Expectations for a May rate rise from the Bank of England have also shot up in the past week, while strong economic growth data adds pressure on the European Central Bank to signal a step away from ultra-loose monetary policy.
Economists polled by Reuters believe that the ECB will end its asset-purchase programme by the end of the year and then wait six months before raising interest rates.
ECB board member Benoit Coeure on Friday said the bank is not overly concerned by the recent bout of volatility in global markets because the adjustment has been orderly and the impact largely contained to equities.
Nevertheless, there was a slightly firmer tone to bond markets on Friday, which analysts attributed to some position-squaring ahead of a long U.S. weekend, with markets shut on Monday for the President’s Day holiday.
Ten-year bond yields across the euro zone were 2-5 bps lower on the day.

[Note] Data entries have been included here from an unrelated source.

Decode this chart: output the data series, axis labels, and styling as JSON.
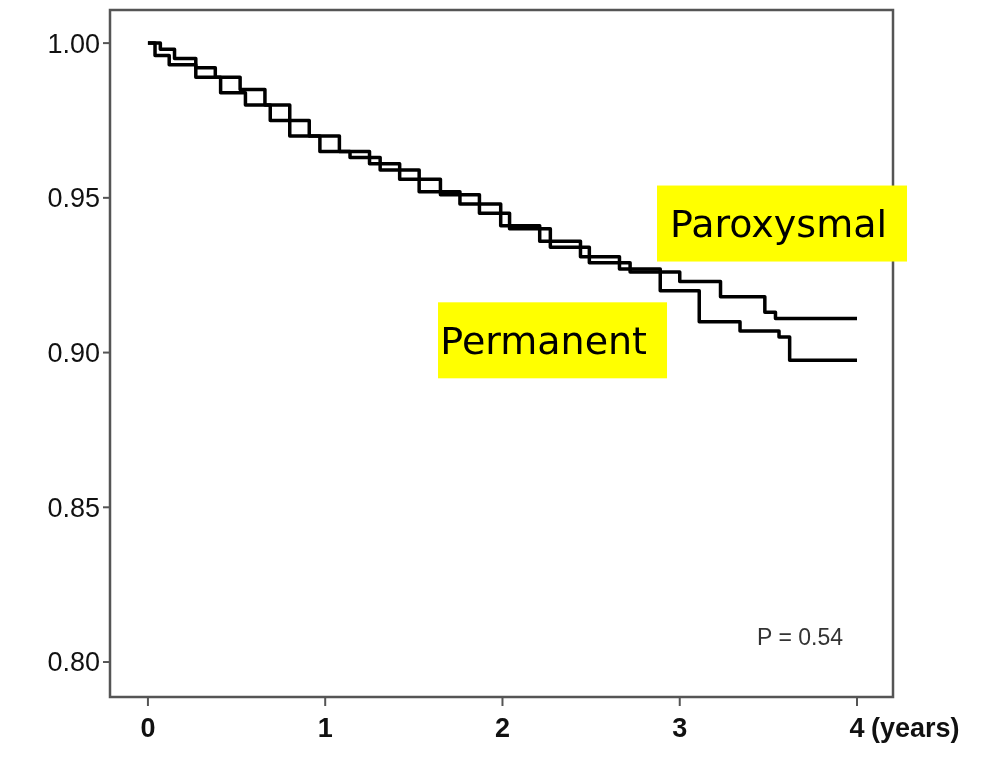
{
  "chart_data": {
    "type": "step",
    "xlim": [
      -0.214,
      4.203
    ],
    "xticks": [
      0,
      1,
      2,
      3,
      4
    ],
    "xlabel": "(years)",
    "ylim": [
      0.7887,
      1.0107
    ],
    "yticks": [
      {
        "value": 1.0,
        "label": "1.00"
      },
      0.95,
      {
        "value": 0.9,
        "label": "0.90"
      },
      0.85,
      {
        "value": 0.8,
        "label": "0.80"
      }
    ],
    "grid": false,
    "legend": false,
    "annotations": [
      {
        "text": "P = 0.54"
      }
    ],
    "series": [
      {
        "name": "Paroxysmal",
        "color": "#000000",
        "x": [
          0,
          0.07,
          0.15,
          0.27,
          0.38,
          0.52,
          0.66,
          0.8,
          0.91,
          1.08,
          1.25,
          1.42,
          1.65,
          1.87,
          2.04,
          2.27,
          2.49,
          2.72,
          3.0,
          3.23,
          3.48,
          3.54,
          4.0
        ],
        "values": [
          1.0,
          0.998,
          0.995,
          0.992,
          0.989,
          0.985,
          0.98,
          0.975,
          0.97,
          0.965,
          0.961,
          0.956,
          0.951,
          0.945,
          0.94,
          0.934,
          0.929,
          0.926,
          0.923,
          0.918,
          0.913,
          0.911,
          0.911
        ]
      },
      {
        "name": "Permanent",
        "color": "#000000",
        "x": [
          0,
          0.04,
          0.12,
          0.27,
          0.41,
          0.55,
          0.69,
          0.8,
          0.97,
          1.14,
          1.31,
          1.53,
          1.76,
          1.99,
          2.21,
          2.44,
          2.66,
          2.89,
          3.11,
          3.34,
          3.56,
          3.62,
          4.0
        ],
        "values": [
          1.0,
          0.996,
          0.993,
          0.989,
          0.984,
          0.98,
          0.975,
          0.97,
          0.965,
          0.963,
          0.959,
          0.952,
          0.948,
          0.941,
          0.936,
          0.931,
          0.927,
          0.92,
          0.91,
          0.907,
          0.905,
          0.8975,
          0.8975
        ]
      }
    ]
  }
}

Germany’s 10-year bond yield dropped to as low 0.699 percent in late trades, down 7 basis points on the day. It was its biggest one day fall since mid-December.
Two-year German bond yields were steady at minus 0.50 percent, having hit their highest since May 2016 on Thursday at about minus 0.47 percent.

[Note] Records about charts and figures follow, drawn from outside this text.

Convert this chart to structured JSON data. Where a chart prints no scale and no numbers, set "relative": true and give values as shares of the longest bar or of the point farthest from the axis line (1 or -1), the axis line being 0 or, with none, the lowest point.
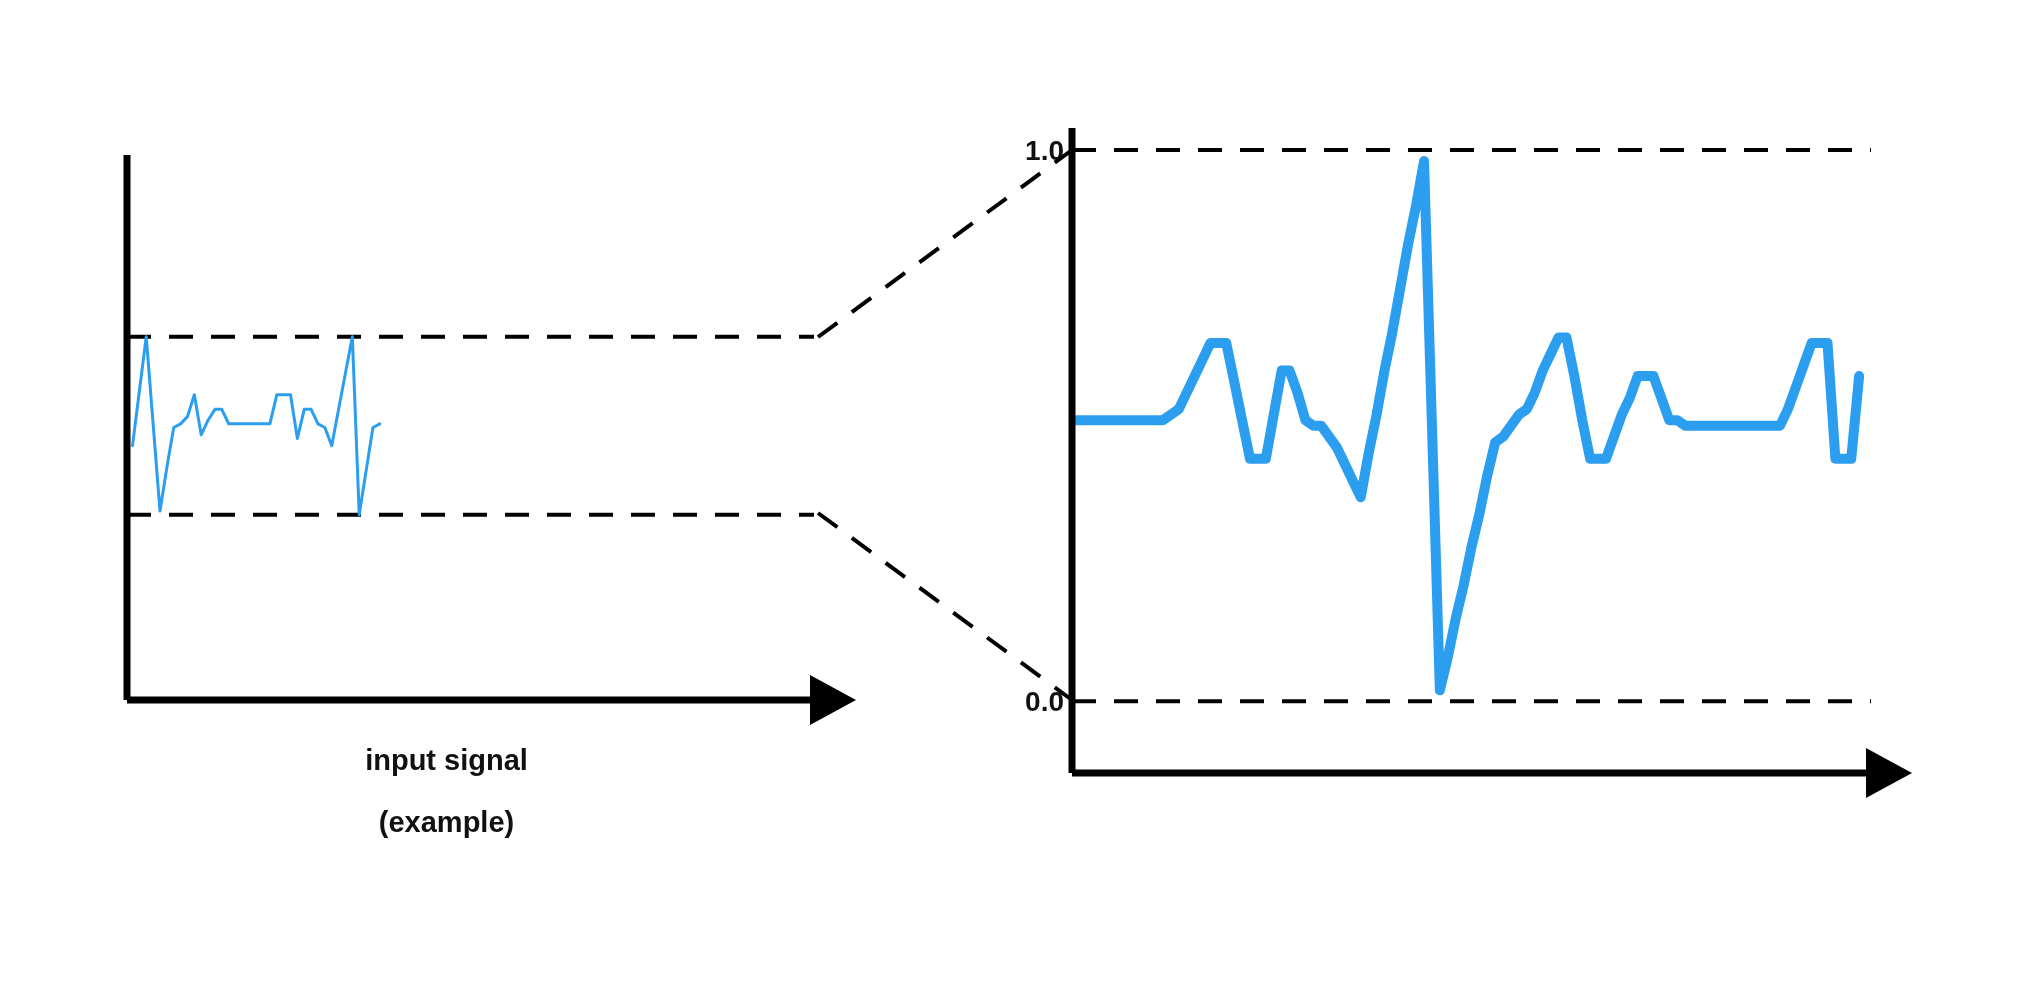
{
  "chart_data": [
    {
      "type": "line",
      "relative": true,
      "xlabel": "input signal (example)",
      "tick_labels": false,
      "grid": false,
      "legend": false,
      "marker": "none",
      "line_style": "solid",
      "categories": [
        null,
        null,
        null,
        null,
        null,
        null,
        null,
        null,
        null,
        null,
        null,
        null,
        null,
        null,
        null,
        null,
        null,
        null,
        null,
        null,
        null,
        null,
        null,
        null,
        null,
        null,
        null,
        null,
        null,
        null,
        null,
        null,
        null,
        null,
        null,
        null,
        null
      ],
      "series": [
        {
          "color": "#2b9ef0",
          "values": [
            0.7,
            0.85,
            1.0,
            0.76,
            0.52,
            0.64,
            0.75,
            0.76,
            0.78,
            0.84,
            0.73,
            0.77,
            0.8,
            0.8,
            0.76,
            0.76,
            0.76,
            0.76,
            0.76,
            0.76,
            0.76,
            0.84,
            0.84,
            0.84,
            0.72,
            0.8,
            0.8,
            0.76,
            0.75,
            0.7,
            0.8,
            0.9,
            1.0,
            0.51,
            0.63,
            0.75,
            0.76
          ]
        }
      ],
      "ref_lines": [
        {
          "axis": "y",
          "value": 1.0,
          "color": "#000000",
          "line_style": "dashed"
        },
        {
          "axis": "y",
          "value": 0.51,
          "color": "#000000",
          "line_style": "dashed"
        }
      ]
    },
    {
      "type": "line",
      "ylim": [
        -0.13,
        1.04
      ],
      "yticks": [
        {
          "value": 0,
          "label": "0.0"
        },
        {
          "value": 1,
          "label": "1.0"
        }
      ],
      "tick_labels": "y",
      "grid": false,
      "legend": false,
      "marker": "none",
      "line_style": "solid",
      "categories": [
        null,
        null,
        null,
        null,
        null,
        null,
        null,
        null,
        null,
        null,
        null,
        null,
        null,
        null,
        null,
        null,
        null,
        null,
        null,
        null,
        null,
        null,
        null,
        null,
        null,
        null,
        null,
        null,
        null,
        null,
        null,
        null,
        null,
        null,
        null,
        null,
        null,
        null,
        null,
        null,
        null,
        null,
        null,
        null,
        null,
        null,
        null,
        null,
        null,
        null,
        null,
        null,
        null,
        null,
        null,
        null,
        null,
        null,
        null,
        null,
        null,
        null,
        null,
        null,
        null,
        null,
        null,
        null,
        null,
        null,
        null,
        null,
        null,
        null,
        null,
        null,
        null,
        null,
        null,
        null,
        null,
        null,
        null,
        null,
        null,
        null,
        null,
        null,
        null,
        null,
        null,
        null,
        null,
        null,
        null,
        null,
        null,
        null,
        null,
        null
      ],
      "series": [
        {
          "color": "#2b9ef0",
          "values": [
            0.51,
            0.51,
            0.51,
            0.51,
            0.51,
            0.51,
            0.51,
            0.51,
            0.51,
            0.51,
            0.51,
            0.51,
            0.52,
            0.53,
            0.56,
            0.59,
            0.62,
            0.65,
            0.65,
            0.65,
            0.58,
            0.51,
            0.44,
            0.44,
            0.44,
            0.52,
            0.6,
            0.6,
            0.56,
            0.51,
            0.5,
            0.5,
            0.48,
            0.46,
            0.43,
            0.4,
            0.37,
            0.45,
            0.52,
            0.6,
            0.67,
            0.75,
            0.83,
            0.9,
            0.98,
            0.5,
            0.02,
            0.08,
            0.15,
            0.21,
            0.28,
            0.34,
            0.41,
            0.47,
            0.48,
            0.5,
            0.52,
            0.53,
            0.56,
            0.6,
            0.63,
            0.66,
            0.66,
            0.59,
            0.51,
            0.44,
            0.44,
            0.44,
            0.48,
            0.52,
            0.55,
            0.59,
            0.59,
            0.59,
            0.55,
            0.51,
            0.51,
            0.5,
            0.5,
            0.5,
            0.5,
            0.5,
            0.5,
            0.5,
            0.5,
            0.5,
            0.5,
            0.5,
            0.5,
            0.5,
            0.53,
            0.57,
            0.61,
            0.65,
            0.65,
            0.65,
            0.44,
            0.44,
            0.44,
            0.59
          ]
        }
      ],
      "ref_lines": [
        {
          "axis": "y",
          "value": 1.0,
          "color": "#000000",
          "line_style": "dashed"
        },
        {
          "axis": "y",
          "value": 0,
          "color": "#000000",
          "line_style": "dashed"
        }
      ]
    }
  ]
}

“The trend is still for higher bond yields,” said Orlando Green, European fixed-income strategist at Credit Agricole.
Southern European bonds in particular outperformed, with Portuguese and Italian 10-year bond yields both hitting a one-week low.
Italy’s 10-year bond yields dropped by almost 7 bps to as low as 1.984 percent.
Italian Prime Minister Paolo Gentiloni said on Friday he did not see a risk of an anti-Europe government taking shape after national elections on March 4.
However, a batch of final opinion polls pointed to possible political deadlock, indicating that while Silvio Berlusconi’s centre-right bloc has a clear lead, it is unlikely to win a working majority.
There was also focus on Greece, with Fitch Ratings due to release its latest review on the indebted southern European state late on Friday.
Fitch rates Greece B- with a positive outlook. In January S&P lifted Greek long-term ratings for the first time in two years.